Commonly assigned, copending application Ser. No. 08/797,443, filed Feb. 10, 1997, now U.S. Pat. No. 5,897,977, granted Apr. 27, 1999, discloses a novel, systematic materials approach involving optical multilayer structures to design attenuating phase-shift masks, the most versatile and common type phase-shift mask, applicable at any optical wavelength, with particular emphasis on wavelengths below 400 nm. These multilayers are comprised of alternating, ultrathin (&lt;10 nm) layers of an optically transparent material, multilayered with an optically absorbing one, e.g., Si.sub.3 N.sub.4 and TiN, respectively. While the multilayered structures of this disclosure fill a wide variety of applications, the need remains for simpler multilayered system which are more easily manufactured.

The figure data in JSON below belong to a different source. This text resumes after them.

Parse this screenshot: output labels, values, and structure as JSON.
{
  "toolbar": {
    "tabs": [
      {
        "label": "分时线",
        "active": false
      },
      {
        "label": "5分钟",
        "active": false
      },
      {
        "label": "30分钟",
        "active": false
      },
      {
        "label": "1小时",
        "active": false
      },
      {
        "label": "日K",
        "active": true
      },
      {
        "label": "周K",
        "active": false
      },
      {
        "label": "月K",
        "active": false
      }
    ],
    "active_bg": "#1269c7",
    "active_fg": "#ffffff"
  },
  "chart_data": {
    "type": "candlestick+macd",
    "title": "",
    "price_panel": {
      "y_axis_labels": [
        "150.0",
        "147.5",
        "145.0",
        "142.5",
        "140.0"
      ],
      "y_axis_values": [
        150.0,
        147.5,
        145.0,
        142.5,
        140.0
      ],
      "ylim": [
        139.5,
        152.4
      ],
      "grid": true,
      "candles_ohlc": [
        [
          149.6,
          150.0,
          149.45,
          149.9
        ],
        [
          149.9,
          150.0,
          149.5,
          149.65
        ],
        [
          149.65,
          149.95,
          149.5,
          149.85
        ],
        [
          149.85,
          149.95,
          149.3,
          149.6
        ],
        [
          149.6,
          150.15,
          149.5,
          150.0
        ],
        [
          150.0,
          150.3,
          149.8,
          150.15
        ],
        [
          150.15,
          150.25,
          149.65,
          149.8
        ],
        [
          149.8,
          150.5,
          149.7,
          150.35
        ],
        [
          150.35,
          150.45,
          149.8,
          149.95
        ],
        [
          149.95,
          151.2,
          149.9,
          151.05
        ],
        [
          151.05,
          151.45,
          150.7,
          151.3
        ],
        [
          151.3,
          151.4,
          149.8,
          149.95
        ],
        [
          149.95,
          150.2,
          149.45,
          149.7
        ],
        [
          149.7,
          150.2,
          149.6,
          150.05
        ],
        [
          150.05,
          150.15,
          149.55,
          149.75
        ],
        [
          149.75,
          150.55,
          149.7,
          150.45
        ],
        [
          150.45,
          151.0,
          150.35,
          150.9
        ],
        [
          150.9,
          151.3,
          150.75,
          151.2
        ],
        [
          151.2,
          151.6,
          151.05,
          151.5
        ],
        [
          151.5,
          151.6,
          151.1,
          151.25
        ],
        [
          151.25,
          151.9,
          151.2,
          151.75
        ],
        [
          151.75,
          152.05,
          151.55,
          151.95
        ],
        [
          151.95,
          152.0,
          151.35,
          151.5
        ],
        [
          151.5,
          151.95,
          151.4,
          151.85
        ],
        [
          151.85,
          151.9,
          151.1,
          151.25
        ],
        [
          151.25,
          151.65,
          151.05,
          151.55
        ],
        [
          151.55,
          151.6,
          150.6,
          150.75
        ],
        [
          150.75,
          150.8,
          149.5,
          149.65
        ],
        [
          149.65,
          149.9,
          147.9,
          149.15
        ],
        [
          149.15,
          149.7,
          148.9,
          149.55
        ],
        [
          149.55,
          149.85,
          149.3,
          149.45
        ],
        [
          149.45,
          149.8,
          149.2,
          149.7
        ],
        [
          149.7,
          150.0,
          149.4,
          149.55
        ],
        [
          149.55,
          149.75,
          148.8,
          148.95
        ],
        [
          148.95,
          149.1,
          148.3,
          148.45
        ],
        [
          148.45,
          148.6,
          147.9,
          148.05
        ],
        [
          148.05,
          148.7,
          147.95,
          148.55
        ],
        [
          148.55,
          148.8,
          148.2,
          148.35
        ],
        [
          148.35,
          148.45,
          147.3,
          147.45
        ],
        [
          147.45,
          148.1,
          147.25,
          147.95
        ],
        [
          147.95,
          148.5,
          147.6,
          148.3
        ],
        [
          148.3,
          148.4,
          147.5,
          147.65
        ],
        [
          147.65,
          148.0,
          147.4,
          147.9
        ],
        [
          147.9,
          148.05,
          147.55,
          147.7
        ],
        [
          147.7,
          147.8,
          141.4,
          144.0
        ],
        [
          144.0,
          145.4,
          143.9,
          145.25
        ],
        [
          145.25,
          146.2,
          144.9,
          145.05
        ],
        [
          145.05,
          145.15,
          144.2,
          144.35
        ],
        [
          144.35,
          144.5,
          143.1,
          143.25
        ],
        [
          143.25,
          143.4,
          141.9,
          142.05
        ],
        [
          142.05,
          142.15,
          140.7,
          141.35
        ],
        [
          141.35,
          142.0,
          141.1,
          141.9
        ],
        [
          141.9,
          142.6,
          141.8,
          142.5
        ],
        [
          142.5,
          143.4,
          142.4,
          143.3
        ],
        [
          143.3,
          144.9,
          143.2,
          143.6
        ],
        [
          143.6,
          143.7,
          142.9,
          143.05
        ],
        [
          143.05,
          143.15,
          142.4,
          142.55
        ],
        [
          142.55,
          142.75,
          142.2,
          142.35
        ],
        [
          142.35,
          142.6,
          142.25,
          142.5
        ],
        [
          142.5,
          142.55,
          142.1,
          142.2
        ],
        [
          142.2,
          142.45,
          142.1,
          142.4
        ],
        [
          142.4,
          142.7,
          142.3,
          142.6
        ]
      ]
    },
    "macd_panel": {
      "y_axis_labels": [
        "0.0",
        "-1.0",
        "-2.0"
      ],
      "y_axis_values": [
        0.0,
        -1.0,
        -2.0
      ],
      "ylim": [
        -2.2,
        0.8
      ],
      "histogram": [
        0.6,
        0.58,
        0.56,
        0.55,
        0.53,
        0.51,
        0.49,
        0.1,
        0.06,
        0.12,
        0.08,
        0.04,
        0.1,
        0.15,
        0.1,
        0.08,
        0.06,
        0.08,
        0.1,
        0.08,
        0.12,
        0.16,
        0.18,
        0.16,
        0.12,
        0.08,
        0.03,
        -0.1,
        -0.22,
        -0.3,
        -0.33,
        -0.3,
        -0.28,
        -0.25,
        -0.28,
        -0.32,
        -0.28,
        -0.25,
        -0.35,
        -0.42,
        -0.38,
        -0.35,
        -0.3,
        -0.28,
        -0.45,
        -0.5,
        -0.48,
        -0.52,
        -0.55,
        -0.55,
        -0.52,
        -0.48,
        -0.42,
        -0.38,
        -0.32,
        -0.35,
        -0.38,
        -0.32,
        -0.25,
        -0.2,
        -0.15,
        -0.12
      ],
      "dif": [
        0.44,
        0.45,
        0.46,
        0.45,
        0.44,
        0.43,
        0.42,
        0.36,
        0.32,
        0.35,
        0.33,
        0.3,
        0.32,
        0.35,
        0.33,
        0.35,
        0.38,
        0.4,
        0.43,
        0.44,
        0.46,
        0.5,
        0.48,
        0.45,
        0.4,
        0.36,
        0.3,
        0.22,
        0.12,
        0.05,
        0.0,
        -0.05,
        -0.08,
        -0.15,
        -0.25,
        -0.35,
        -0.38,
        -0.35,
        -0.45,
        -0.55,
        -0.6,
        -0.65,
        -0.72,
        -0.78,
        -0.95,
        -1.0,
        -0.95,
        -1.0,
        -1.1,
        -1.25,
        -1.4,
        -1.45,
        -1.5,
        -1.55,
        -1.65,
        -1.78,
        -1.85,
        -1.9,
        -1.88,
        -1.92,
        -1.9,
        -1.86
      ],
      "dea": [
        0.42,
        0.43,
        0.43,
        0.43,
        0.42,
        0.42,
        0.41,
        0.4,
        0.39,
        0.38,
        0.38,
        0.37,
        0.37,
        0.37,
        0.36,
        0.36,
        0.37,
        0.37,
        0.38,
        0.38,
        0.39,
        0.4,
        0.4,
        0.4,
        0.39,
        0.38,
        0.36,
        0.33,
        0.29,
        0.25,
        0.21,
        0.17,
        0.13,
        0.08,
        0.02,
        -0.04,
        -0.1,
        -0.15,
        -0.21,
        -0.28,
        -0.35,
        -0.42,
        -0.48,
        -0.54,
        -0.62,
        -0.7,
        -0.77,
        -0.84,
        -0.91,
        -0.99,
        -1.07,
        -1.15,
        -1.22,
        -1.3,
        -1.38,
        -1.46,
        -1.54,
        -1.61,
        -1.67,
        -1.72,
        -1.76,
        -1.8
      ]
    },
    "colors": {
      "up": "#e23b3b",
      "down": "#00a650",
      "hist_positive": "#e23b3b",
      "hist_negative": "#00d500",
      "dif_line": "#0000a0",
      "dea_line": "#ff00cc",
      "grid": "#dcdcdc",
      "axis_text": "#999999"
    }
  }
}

This invention provides for two particularly simple optical multilayer masks, specifically, silicon oxide multilayered with silicon nitride and aluminum oxide layered with aluminum nitride. The masks provided for by this invention have attractive properties as phase-shift masks with application at wavelengths below 200 nm, and in particular near 157 nm, as discussed in T. M. Bloomstein, M. W. Horn, M. Rothschild, R. R. Kunz, S. T. Palmacci, and R. B. Goodman, "Lithography with 157 nm lasers," J. Vac. Sci. Technol. B15(6) 2112, 1997 and T. M. Bloomstein, M. Rothschild, R. R. Kunz, D. E. Hardy, R. B. Goodman, and S. T. Palmacci, "Critical issues in 157 nm lithography, J. Vac. Sci. Technol. B16(6) 3154, 1998 [1,2], targeted for optical lithography following the 193 nm generation.